Başını salladı. “Çocukluğumdan daha iyi hatırlıyorum.”

“Büyüleyici,” dedi Zuki kafamın içinde, “Bu iş ters giderse mezar taşına bunu yazmamı hatırlat.”

“Sadece simli mürekkep kullanırsan.” diye karşılık verdim alaycı bir şekilde.

Rivena'ya baktım. “Kalabalık kontrolüyle aran nasıl?”

Göğüs zırhının altından iki gümüş hançer çıkardı. “Bu iş için doğmuşum.”

“Ve Lazurien,” dedim yavaşça, “sen bizim bitki temelli cinayet tanrımızsın. Lucien'in çok sevdiği o çığlık atan sarmaşık korumalarını susturma şansın var mı?”

Gözlerini devirdi. “Sevgilim, onları susturmam.

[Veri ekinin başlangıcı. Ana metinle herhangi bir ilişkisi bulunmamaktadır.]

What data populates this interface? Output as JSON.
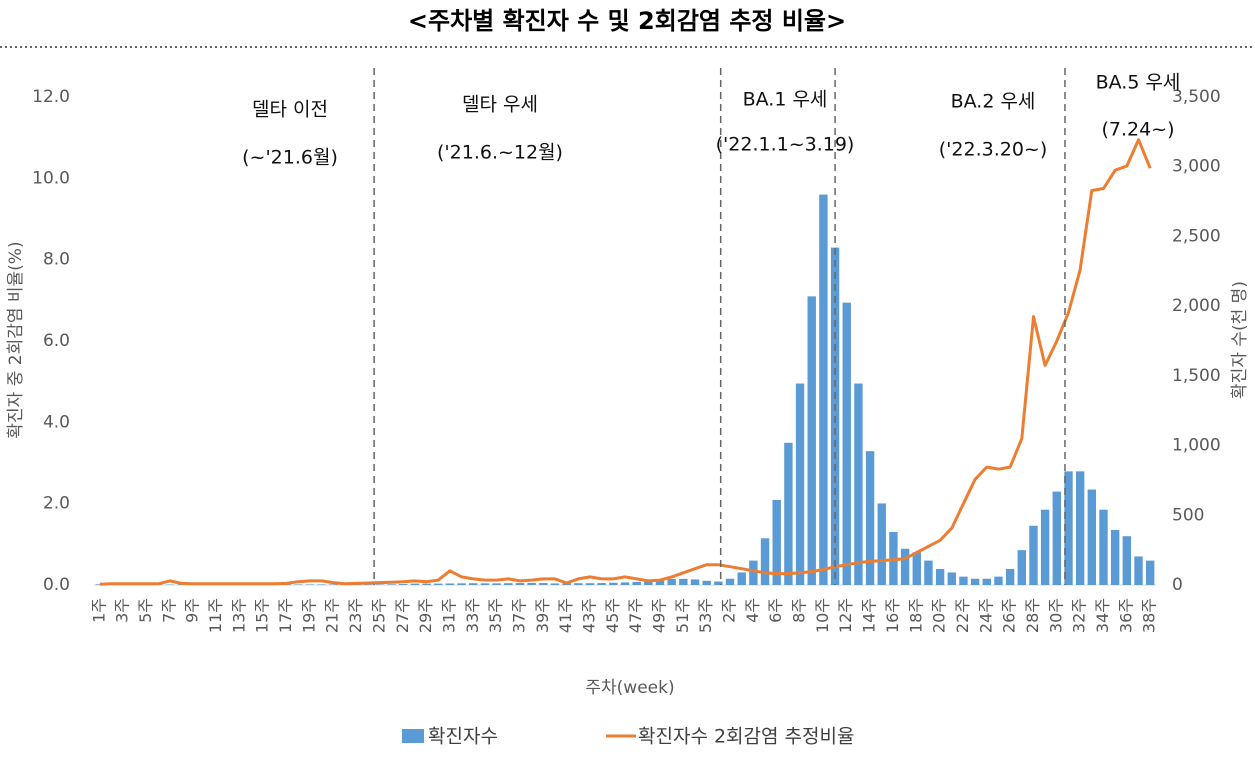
{
  "chart_data": {
    "type": "bar",
    "title": "<주차별 확진자 수 및 2회감염 추정 비율>",
    "x_label": "주차(week)",
    "y_label": "확진자 중 2회감염 비율(%)",
    "y2_label": "확진자 수(천 명)",
    "categories": [
      "1주",
      null,
      "3주",
      null,
      "5주",
      null,
      "7주",
      null,
      "9주",
      null,
      "11주",
      null,
      "13주",
      null,
      "15주",
      null,
      "17주",
      null,
      "19주",
      null,
      "21주",
      null,
      "23주",
      null,
      "25주",
      null,
      "27주",
      null,
      "29주",
      null,
      "31주",
      null,
      "33주",
      null,
      "35주",
      null,
      "37주",
      null,
      "39주",
      null,
      "41주",
      null,
      "43주",
      null,
      "45주",
      null,
      "47주",
      null,
      "49주",
      null,
      "51주",
      null,
      "53주",
      null,
      "2주",
      null,
      "4주",
      null,
      "6주",
      null,
      "8주",
      null,
      "10주",
      null,
      "12주",
      null,
      "14주",
      null,
      "16주",
      null,
      "18주",
      null,
      "20주",
      null,
      "22주",
      null,
      "24주",
      null,
      "26주",
      null,
      "28주",
      null,
      "30주",
      null,
      "32주",
      null,
      "34주",
      null,
      "36주",
      null,
      "38주"
    ],
    "series": [
      {
        "name": "확진자수",
        "type": "bar",
        "axis": "y2",
        "color": "#5b9bd5",
        "values": [
          5,
          4,
          3,
          3,
          3,
          3,
          3,
          3,
          3,
          3,
          3,
          3,
          3,
          4,
          4,
          4,
          4,
          4,
          4,
          4,
          4,
          4,
          3,
          3,
          4,
          5,
          7,
          10,
          10,
          10,
          11,
          12,
          13,
          12,
          12,
          13,
          14,
          15,
          14,
          11,
          12,
          13,
          13,
          14,
          16,
          19,
          22,
          26,
          34,
          43,
          44,
          40,
          30,
          25,
          45,
          90,
          175,
          335,
          610,
          1020,
          1445,
          2070,
          2800,
          2420,
          2025,
          1445,
          960,
          585,
          380,
          260,
          235,
          175,
          115,
          90,
          60,
          45,
          45,
          60,
          115,
          250,
          425,
          540,
          670,
          815,
          815,
          685,
          540,
          395,
          350,
          205,
          175
        ]
      },
      {
        "name": "확진자수 2회감염 추정비율",
        "type": "line",
        "axis": "y",
        "color": "#ed7d31",
        "values": [
          0.02,
          0.03,
          0.03,
          0.03,
          0.03,
          0.03,
          0.1,
          0.04,
          0.03,
          0.03,
          0.03,
          0.03,
          0.03,
          0.03,
          0.03,
          0.03,
          0.04,
          0.08,
          0.1,
          0.1,
          0.06,
          0.03,
          0.04,
          0.05,
          0.06,
          0.07,
          0.08,
          0.1,
          0.08,
          0.12,
          0.35,
          0.2,
          0.15,
          0.12,
          0.12,
          0.15,
          0.1,
          0.12,
          0.15,
          0.15,
          0.05,
          0.15,
          0.2,
          0.15,
          0.15,
          0.2,
          0.15,
          0.1,
          0.12,
          0.2,
          0.3,
          0.4,
          0.5,
          0.5,
          0.45,
          0.4,
          0.35,
          0.3,
          0.28,
          0.28,
          0.3,
          0.33,
          0.38,
          0.45,
          0.5,
          0.55,
          0.58,
          0.6,
          0.62,
          0.65,
          0.8,
          0.95,
          1.1,
          1.4,
          2.0,
          2.6,
          2.9,
          2.85,
          2.9,
          3.6,
          6.6,
          5.4,
          6.0,
          6.7,
          7.75,
          9.7,
          9.75,
          10.2,
          10.3,
          10.95,
          10.25
        ]
      }
    ],
    "ylim": [
      0,
      12
    ],
    "yticks": [
      {
        "value": 0,
        "label": "0.0"
      },
      {
        "value": 2,
        "label": "2.0"
      },
      {
        "value": 4,
        "label": "4.0"
      },
      {
        "value": 6,
        "label": "6.0"
      },
      {
        "value": 8,
        "label": "8.0"
      },
      {
        "value": 10,
        "label": "10.0"
      },
      {
        "value": 12,
        "label": "12.0"
      }
    ],
    "y2lim": [
      0,
      3500
    ],
    "y2ticks": [
      0,
      500,
      {
        "value": 1000,
        "label": "1,000"
      },
      {
        "value": 1500,
        "label": "1,500"
      },
      {
        "value": 2000,
        "label": "2,000"
      },
      {
        "value": 2500,
        "label": "2,500"
      },
      {
        "value": 3000,
        "label": "3,000"
      },
      {
        "value": 3500,
        "label": "3,500"
      }
    ],
    "annotations": [
      "델타 이전",
      "(~'21.6월)",
      "델타 우세",
      "('21.6.~12월)",
      "BA.1 우세",
      "('22.1.1~3.19)",
      "BA.2 우세",
      "('22.3.20~)",
      "BA.5 우세",
      "(7.24~)"
    ]
  }
}
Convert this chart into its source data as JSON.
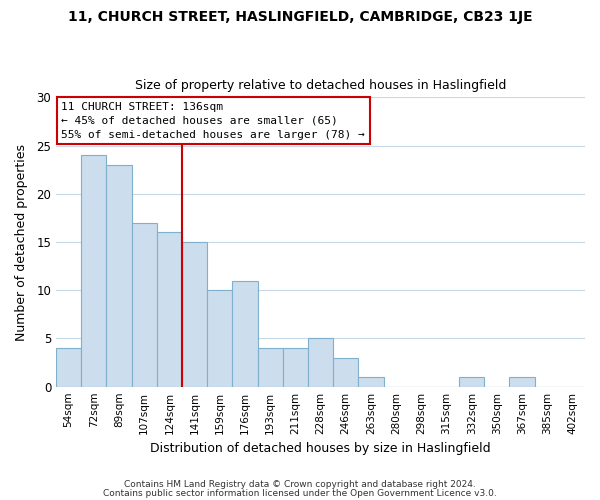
{
  "title1": "11, CHURCH STREET, HASLINGFIELD, CAMBRIDGE, CB23 1JE",
  "title2": "Size of property relative to detached houses in Haslingfield",
  "xlabel": "Distribution of detached houses by size in Haslingfield",
  "ylabel": "Number of detached properties",
  "bar_labels": [
    "54sqm",
    "72sqm",
    "89sqm",
    "107sqm",
    "124sqm",
    "141sqm",
    "159sqm",
    "176sqm",
    "193sqm",
    "211sqm",
    "228sqm",
    "246sqm",
    "263sqm",
    "280sqm",
    "298sqm",
    "315sqm",
    "332sqm",
    "350sqm",
    "367sqm",
    "385sqm",
    "402sqm"
  ],
  "bar_values": [
    4,
    24,
    23,
    17,
    16,
    15,
    10,
    11,
    4,
    4,
    5,
    3,
    1,
    0,
    0,
    0,
    1,
    0,
    1,
    0,
    0
  ],
  "bar_color": "#ccdded",
  "bar_edge_color": "#7fb0cc",
  "annotation_title": "11 CHURCH STREET: 136sqm",
  "annotation_line1": "← 45% of detached houses are smaller (65)",
  "annotation_line2": "55% of semi-detached houses are larger (78) →",
  "annotation_box_color": "#ffffff",
  "annotation_box_edge": "#cc0000",
  "vline_color": "#cc0000",
  "vline_x_index": 5,
  "ylim": [
    0,
    30
  ],
  "yticks": [
    0,
    5,
    10,
    15,
    20,
    25,
    30
  ],
  "grid_color": "#c8d8e8",
  "footer1": "Contains HM Land Registry data © Crown copyright and database right 2024.",
  "footer2": "Contains public sector information licensed under the Open Government Licence v3.0."
}
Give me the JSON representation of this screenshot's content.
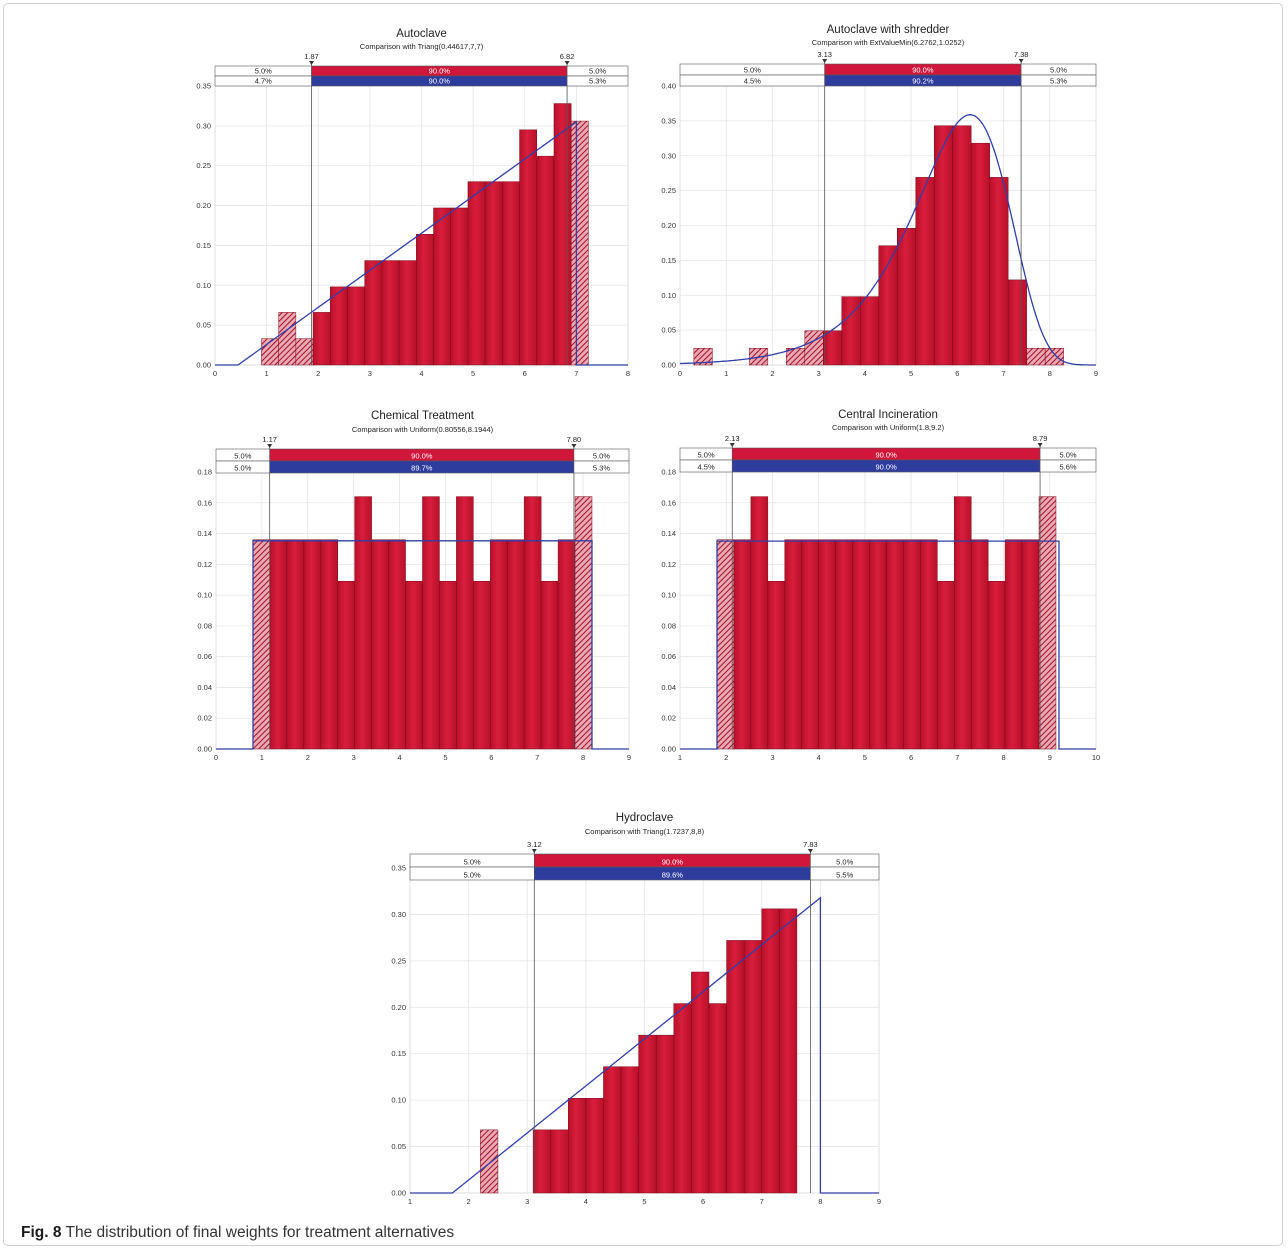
{
  "caption": {
    "label": "Fig. 8",
    "text": "The distribution of final weights for treatment alternatives"
  },
  "colors": {
    "bar": "#b8102a",
    "bar_light": "#d81e3c",
    "fit_line": "#2f3ea8",
    "upper_band": "#d0163a",
    "lower_band": "#2e3c9e"
  },
  "chart_data": [
    {
      "type": "bar",
      "title": "Autoclave",
      "subtitle": "Comparison with Triang(0.44617,7,7)",
      "xlim": [
        0,
        8
      ],
      "ylim": [
        0,
        0.35
      ],
      "xticks": [
        0,
        1,
        2,
        3,
        4,
        5,
        6,
        7,
        8
      ],
      "yticks": [
        "0.00",
        "0.05",
        "0.10",
        "0.15",
        "0.20",
        "0.25",
        "0.30",
        "0.35"
      ],
      "grid": true,
      "markers": {
        "left": "1.87",
        "right": "6.82"
      },
      "band_top": {
        "left": "5.0%",
        "mid": "90.0%",
        "right": "5.0%"
      },
      "band_bottom": {
        "left": "4.7%",
        "mid": "90.0%",
        "right": "5.3%"
      },
      "bin_start": 0.9,
      "bin_width": 0.3333,
      "values": [
        0.033,
        0.066,
        0.033,
        0.066,
        0.098,
        0.098,
        0.131,
        0.131,
        0.131,
        0.164,
        0.197,
        0.197,
        0.23,
        0.23,
        0.23,
        0.295,
        0.262,
        0.328,
        0.306
      ],
      "fit": {
        "kind": "triang",
        "a": 0.44617,
        "c": 7,
        "b": 7,
        "peak": 0.305
      }
    },
    {
      "type": "bar",
      "title": "Autoclave with shredder",
      "subtitle": "Comparison with ExtValueMin(6.2762,1.0252)",
      "xlim": [
        0,
        9
      ],
      "ylim": [
        0,
        0.4
      ],
      "xticks": [
        0,
        1,
        2,
        3,
        4,
        5,
        6,
        7,
        8,
        9
      ],
      "yticks": [
        "0.00",
        "0.05",
        "0.10",
        "0.15",
        "0.20",
        "0.25",
        "0.30",
        "0.35",
        "0.40"
      ],
      "grid": true,
      "markers": {
        "left": "3.13",
        "right": "7.38"
      },
      "band_top": {
        "left": "5.0%",
        "mid": "90.0%",
        "right": "5.0%"
      },
      "band_bottom": {
        "left": "4.5%",
        "mid": "90.2%",
        "right": "5.3%"
      },
      "bin_start": 0.3,
      "bin_width": 0.4,
      "values": [
        0.024,
        0,
        0,
        0.024,
        0,
        0.024,
        0.049,
        0.049,
        0.098,
        0.098,
        0.171,
        0.196,
        0.269,
        0.343,
        0.343,
        0.318,
        0.269,
        0.122,
        0.024,
        0.024
      ],
      "fit": {
        "kind": "extvaluemin",
        "a": 6.2762,
        "b": 1.0252
      }
    },
    {
      "type": "bar",
      "title": "Chemical Treatment",
      "subtitle": "Comparison with Uniform(0.80556,8.1944)",
      "xlim": [
        0,
        9
      ],
      "ylim": [
        0,
        0.18
      ],
      "xticks": [
        0,
        1,
        2,
        3,
        4,
        5,
        6,
        7,
        8,
        9
      ],
      "yticks": [
        "0.00",
        "0.02",
        "0.04",
        "0.06",
        "0.08",
        "0.10",
        "0.12",
        "0.14",
        "0.16",
        "0.18"
      ],
      "grid": true,
      "markers": {
        "left": "1.17",
        "right": "7.80"
      },
      "band_top": {
        "left": "5.0%",
        "mid": "90.0%",
        "right": "5.0%"
      },
      "band_bottom": {
        "left": "5.0%",
        "mid": "89.7%",
        "right": "5.3%"
      },
      "bin_start": 0.8056,
      "bin_width": 0.3694,
      "values": [
        0.136,
        0.136,
        0.136,
        0.136,
        0.136,
        0.109,
        0.164,
        0.136,
        0.136,
        0.109,
        0.164,
        0.109,
        0.164,
        0.109,
        0.136,
        0.136,
        0.164,
        0.109,
        0.136,
        0.164
      ],
      "fit": {
        "kind": "uniform",
        "a": 0.80556,
        "b": 8.1944,
        "h": 0.1353
      }
    },
    {
      "type": "bar",
      "title": "Central Incineration",
      "subtitle": "Comparison with Uniform(1.8,9.2)",
      "xlim": [
        1,
        10
      ],
      "ylim": [
        0,
        0.18
      ],
      "xticks": [
        1,
        2,
        3,
        4,
        5,
        6,
        7,
        8,
        9,
        10
      ],
      "yticks": [
        "0.00",
        "0.02",
        "0.04",
        "0.06",
        "0.08",
        "0.10",
        "0.12",
        "0.14",
        "0.16",
        "0.18"
      ],
      "grid": true,
      "markers": {
        "left": "2.13",
        "right": "8.79"
      },
      "band_top": {
        "left": "5.0%",
        "mid": "90.0%",
        "right": "5.0%"
      },
      "band_bottom": {
        "left": "4.5%",
        "mid": "90.0%",
        "right": "5.6%"
      },
      "bin_start": 1.8,
      "bin_width": 0.3667,
      "values": [
        0.136,
        0.136,
        0.164,
        0.109,
        0.136,
        0.136,
        0.136,
        0.136,
        0.136,
        0.136,
        0.136,
        0.136,
        0.136,
        0.109,
        0.164,
        0.136,
        0.109,
        0.136,
        0.136,
        0.164
      ],
      "fit": {
        "kind": "uniform",
        "a": 1.8,
        "b": 9.2,
        "h": 0.1351
      }
    },
    {
      "type": "bar",
      "title": "Hydroclave",
      "subtitle": "Comparison with Triang(1.7237,8,8)",
      "xlim": [
        1,
        9
      ],
      "ylim": [
        0,
        0.35
      ],
      "xticks": [
        1,
        2,
        3,
        4,
        5,
        6,
        7,
        8,
        9
      ],
      "yticks": [
        "0.00",
        "0.05",
        "0.10",
        "0.15",
        "0.20",
        "0.25",
        "0.30",
        "0.35"
      ],
      "grid": true,
      "markers": {
        "left": "3.12",
        "right": "7.83"
      },
      "band_top": {
        "left": "5.0%",
        "mid": "90.0%",
        "right": "5.0%"
      },
      "band_bottom": {
        "left": "5.0%",
        "mid": "89.6%",
        "right": "5.5%"
      },
      "bin_start": 1.9,
      "bin_width": 0.3,
      "values": [
        0,
        0.068,
        0,
        0,
        0.068,
        0.068,
        0.102,
        0.102,
        0.136,
        0.136,
        0.17,
        0.17,
        0.204,
        0.238,
        0.204,
        0.272,
        0.272,
        0.306,
        0.306,
        0
      ],
      "fit": {
        "kind": "triang",
        "a": 1.7237,
        "c": 8,
        "b": 8,
        "peak": 0.318
      }
    }
  ]
}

Yerlerine yenilerini koyarım.”

Oda bir anda gülümsemeler ve kan hırsıyla aydınlandı. İşte bu. İşte ekip. Cehennemin kalbine doğru yola çıkacak yedi ölümcül, ilahi ve çılgın ruh, bir kız çocuğunu kurtarmak için.

“Alacakaranlıkta yola çıkıyoruz,” dedim.

Zuki kafamın içinde mırıldandı. “Sonunda. Haydi bir şeyler öldürelim.”